Artists removed 80 million images from the training data for Stable Diffusion 3. But the copyright problem of large AI image models is far from solved.
There is a flip side to the success of AI image models: From the beginning, companies like Stability AI have been criticized for using artists' work to train Stable Diffusion without their consent. The parties involved are now fighting in the courts as well.
The AI startup Spawning has taken it upon itself to bring a bit more transparency to the data used to train AI. As a first step, it released a search engine called haveibeentrained.com. It allows people to search the training data for image models. This has led to users being able to discover sensitive data about themselves in the data set.
The platform also allows artists to remove their images from datasets used to train AI models. In December 2022, Spawning announced that Stability AI would consider this so-called artist opt-out when training Stable Diffusion 3. The deadline for the opt-out passed on March 3rd.
Now, Spawning announces that artists have opted out of releasing 80 million artworks to train AI models. Spawning considers this to be a success.
"This establishes a significant precedent towards realizing our vision of consenting AI, and we are just getting started!" the organization announced on Twitter.
However, this is only a drop in the bucket, or about three percent, compared to the more than two billion images in the LAION dataset used by Stable Diffusion.
Opt-outs via ArtStation and Shutterstock
To make the opt-out work, Spawning relied on partnerships with platforms like ArtStation and Shutterstock. These platforms also allowed artists to opt out of AI training, or the images were excluded by default. Over 40,000 opt-out requests were submitted directly through haveibeentrained.com.
Each copyright claim was manually reviewed by Spawning, the organization said. Tools to remove multiple images from individual artists at once are in the works, but were not ready for Stable Diffusion 3. The platform also allows artists to explicitly share their work for AI training if it is not already in the dataset.
We provided these services for free.
We believe that consenting data will be of great benefit to both AI organizations and the people who these systems are trained on.
We recently launched human verified artist opt-in, and have more tools and partnerships in the works.
Artists are not universally in favor of the opt-out process. Some feel that a general opt-in process is better. This means that images must be proactively made available for AI training. Registering on a website and providing more data just to remove work from a dataset it was never intended for doesn't seem like the best way to handle AI consent.

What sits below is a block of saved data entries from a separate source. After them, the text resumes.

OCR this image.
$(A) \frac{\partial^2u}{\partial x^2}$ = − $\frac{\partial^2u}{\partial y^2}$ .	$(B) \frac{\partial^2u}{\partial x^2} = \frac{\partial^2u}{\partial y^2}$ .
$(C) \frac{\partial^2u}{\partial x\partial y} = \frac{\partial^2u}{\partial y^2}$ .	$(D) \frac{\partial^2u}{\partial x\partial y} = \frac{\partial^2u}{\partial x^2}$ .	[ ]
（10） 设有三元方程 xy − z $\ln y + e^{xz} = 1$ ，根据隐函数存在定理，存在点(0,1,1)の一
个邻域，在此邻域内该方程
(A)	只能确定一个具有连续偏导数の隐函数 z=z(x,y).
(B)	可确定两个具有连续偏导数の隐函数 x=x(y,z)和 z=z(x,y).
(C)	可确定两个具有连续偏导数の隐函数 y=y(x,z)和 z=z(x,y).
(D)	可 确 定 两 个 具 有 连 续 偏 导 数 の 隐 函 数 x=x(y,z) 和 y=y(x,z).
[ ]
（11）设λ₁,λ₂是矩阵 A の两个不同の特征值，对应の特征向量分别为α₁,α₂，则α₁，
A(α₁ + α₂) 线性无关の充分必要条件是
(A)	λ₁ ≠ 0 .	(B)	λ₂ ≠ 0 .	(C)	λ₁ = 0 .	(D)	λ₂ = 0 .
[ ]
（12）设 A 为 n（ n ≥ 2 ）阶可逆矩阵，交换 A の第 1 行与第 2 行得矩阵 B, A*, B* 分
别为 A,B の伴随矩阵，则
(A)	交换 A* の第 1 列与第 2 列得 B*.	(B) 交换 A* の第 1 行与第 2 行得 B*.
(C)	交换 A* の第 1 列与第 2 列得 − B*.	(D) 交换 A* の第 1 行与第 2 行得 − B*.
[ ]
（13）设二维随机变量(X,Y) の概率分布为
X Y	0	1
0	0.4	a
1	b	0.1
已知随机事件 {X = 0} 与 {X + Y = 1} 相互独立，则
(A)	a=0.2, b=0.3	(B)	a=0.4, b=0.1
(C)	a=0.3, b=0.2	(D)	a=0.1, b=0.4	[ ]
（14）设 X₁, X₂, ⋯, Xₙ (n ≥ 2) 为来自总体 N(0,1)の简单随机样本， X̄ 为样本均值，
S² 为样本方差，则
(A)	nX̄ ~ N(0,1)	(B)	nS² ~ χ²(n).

Large gesture, small effect
Overall, the opt-out option is a respectful signal from Stability AI and a building block for the future development of AI models. The styles of some artists may no longer be natively reproducible with Stable Diffusion 3.
But whether AI models will stop using copyrighted material for image generation in the future, even with opt-in procedures, is questionable. After all, the new ControlNet method makes it increasingly easy for users to tune Stable Diffusion with their own images. The responsibility for copyright violations will probably shift from companies to individuals.
The fact that plagiarism of certain styles is easier to detect may explain why the debate about AI training permissions is more heated for image generators than for language models. But publishers and authors also want to keep their work away from language models.